COLLECTION_NAME: str = "interview_questions"


class LocalEmbeddings:
    """
    Lightweight wrapper around a SentenceTransformer model.  Provides
    convenience methods for embedding a single query string or a list of
    documents.  The model name is fixed to the one used during data
    ingestion (all‑MiniLM‑L6‑v2).
    """

    def __init__(self, model_name: str = "all-MiniLM-L6-v2") -> None:
        global SentenceTransformer  # use global to update when imported
        if SentenceTransformer is None:
            try:
                from sentence_transformers import SentenceTransformer as _ST  # type: ignore
                SentenceTransformer = _ST  # type: ignore
            except Exception as exc:
                # Fail loudly when embeddings cannot be loaded.  The caller
                # should ensure that ``sentence-transformers`` is installed.
                raise RuntimeError(
                    "sentence-transformers is required to compute embeddings. Please install the package."
                ) from exc
        self.model = SentenceTransformer(model_name)  # type: ignore

    def embed_query(self, text: str) -> List[float]:
        """Embed a single query string and return a list of floats."""
        return self.model.encode(text).tolist()

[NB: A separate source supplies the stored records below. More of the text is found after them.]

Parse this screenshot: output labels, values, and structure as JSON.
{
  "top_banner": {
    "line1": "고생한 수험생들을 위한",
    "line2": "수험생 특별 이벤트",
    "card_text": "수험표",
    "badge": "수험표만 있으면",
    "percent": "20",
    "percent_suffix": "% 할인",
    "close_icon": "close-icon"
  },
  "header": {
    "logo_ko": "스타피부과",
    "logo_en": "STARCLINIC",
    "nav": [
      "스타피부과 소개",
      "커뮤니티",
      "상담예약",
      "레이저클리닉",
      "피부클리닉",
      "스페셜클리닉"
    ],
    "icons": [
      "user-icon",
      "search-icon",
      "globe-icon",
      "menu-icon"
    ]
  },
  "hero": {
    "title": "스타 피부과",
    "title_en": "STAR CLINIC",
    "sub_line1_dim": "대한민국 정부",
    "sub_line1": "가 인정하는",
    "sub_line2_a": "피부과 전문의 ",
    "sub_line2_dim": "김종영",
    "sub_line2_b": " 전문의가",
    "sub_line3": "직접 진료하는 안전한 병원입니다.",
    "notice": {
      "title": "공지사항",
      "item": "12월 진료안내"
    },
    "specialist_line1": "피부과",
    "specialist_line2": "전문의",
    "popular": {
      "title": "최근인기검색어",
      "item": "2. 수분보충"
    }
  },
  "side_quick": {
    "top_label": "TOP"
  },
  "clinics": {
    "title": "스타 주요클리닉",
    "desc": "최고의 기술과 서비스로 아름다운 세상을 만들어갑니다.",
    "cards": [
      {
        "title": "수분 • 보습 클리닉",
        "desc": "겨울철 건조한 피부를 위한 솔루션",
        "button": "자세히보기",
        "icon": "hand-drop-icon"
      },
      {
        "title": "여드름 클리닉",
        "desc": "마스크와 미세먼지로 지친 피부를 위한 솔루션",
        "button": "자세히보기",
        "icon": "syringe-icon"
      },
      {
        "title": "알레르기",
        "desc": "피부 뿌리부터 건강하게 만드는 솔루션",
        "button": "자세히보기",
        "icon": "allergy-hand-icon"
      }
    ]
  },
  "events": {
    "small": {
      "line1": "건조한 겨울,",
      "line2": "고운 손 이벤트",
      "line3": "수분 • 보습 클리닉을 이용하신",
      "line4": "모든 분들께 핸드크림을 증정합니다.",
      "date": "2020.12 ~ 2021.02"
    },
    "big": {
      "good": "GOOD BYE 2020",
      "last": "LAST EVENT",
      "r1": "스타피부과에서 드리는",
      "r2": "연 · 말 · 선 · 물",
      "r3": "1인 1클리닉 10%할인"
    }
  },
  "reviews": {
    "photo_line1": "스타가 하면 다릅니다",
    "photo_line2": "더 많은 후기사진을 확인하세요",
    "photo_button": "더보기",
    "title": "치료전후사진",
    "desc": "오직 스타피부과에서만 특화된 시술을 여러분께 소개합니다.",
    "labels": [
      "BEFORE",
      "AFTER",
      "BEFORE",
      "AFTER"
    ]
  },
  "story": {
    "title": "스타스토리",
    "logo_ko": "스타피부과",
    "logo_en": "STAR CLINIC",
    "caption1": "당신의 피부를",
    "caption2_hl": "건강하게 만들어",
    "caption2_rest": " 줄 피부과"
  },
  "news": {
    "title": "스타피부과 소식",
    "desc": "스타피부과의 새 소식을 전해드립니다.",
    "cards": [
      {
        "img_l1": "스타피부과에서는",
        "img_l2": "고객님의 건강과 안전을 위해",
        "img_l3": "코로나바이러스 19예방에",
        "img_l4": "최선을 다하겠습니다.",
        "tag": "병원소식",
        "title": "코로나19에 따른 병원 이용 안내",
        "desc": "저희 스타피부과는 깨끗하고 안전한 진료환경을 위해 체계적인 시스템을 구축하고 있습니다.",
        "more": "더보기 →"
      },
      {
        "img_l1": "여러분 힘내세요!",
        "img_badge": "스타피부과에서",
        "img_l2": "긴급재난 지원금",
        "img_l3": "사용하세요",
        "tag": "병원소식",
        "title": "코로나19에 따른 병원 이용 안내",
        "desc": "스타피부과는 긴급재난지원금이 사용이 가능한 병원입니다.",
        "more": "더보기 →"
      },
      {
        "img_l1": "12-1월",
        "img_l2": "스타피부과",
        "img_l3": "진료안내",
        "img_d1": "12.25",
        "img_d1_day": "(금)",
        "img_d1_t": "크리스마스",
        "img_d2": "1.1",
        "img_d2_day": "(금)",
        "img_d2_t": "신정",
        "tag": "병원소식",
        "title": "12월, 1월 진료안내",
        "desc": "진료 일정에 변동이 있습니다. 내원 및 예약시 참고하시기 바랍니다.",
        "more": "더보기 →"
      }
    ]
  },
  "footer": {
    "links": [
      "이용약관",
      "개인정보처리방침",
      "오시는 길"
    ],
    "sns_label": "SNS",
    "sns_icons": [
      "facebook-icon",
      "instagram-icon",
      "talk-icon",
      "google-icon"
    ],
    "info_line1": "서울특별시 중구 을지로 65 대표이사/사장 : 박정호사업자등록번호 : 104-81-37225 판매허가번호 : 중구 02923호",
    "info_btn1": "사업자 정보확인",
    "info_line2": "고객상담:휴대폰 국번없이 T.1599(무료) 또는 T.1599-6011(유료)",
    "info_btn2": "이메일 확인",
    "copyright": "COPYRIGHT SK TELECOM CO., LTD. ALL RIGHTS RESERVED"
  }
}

    def embed_documents(self, documents: Sequence[str]) -> List[List[float]]:
        """Embed a sequence of documents and return a list of vectors."""
        return self.model.encode(list(documents)).tolist()


# Instantiate the embeddings once.  This avoids repeatedly loading
# model weights on each function call.  If sentence-transformers is
# unavailable, ``embeddings`` will be set to ``None`` and similarity
# searches will be disabled.  Consumers should check for ``None``
# where appropriate.
try:
    embeddings: LocalEmbeddings | None = LocalEmbeddings()
except Exception as exc:
    logging.warning(
        "Failed to initialise LocalEmbeddings. Similarity search will be disabled. "
        f"Error: {exc}"
    )
    embeddings = None


def extract_all_roles_from_qdrant(collection_name: str = COLLECTION_NAME) -> List[str]:
    """
    Extract all unique job roles from the specified Qdrant collection.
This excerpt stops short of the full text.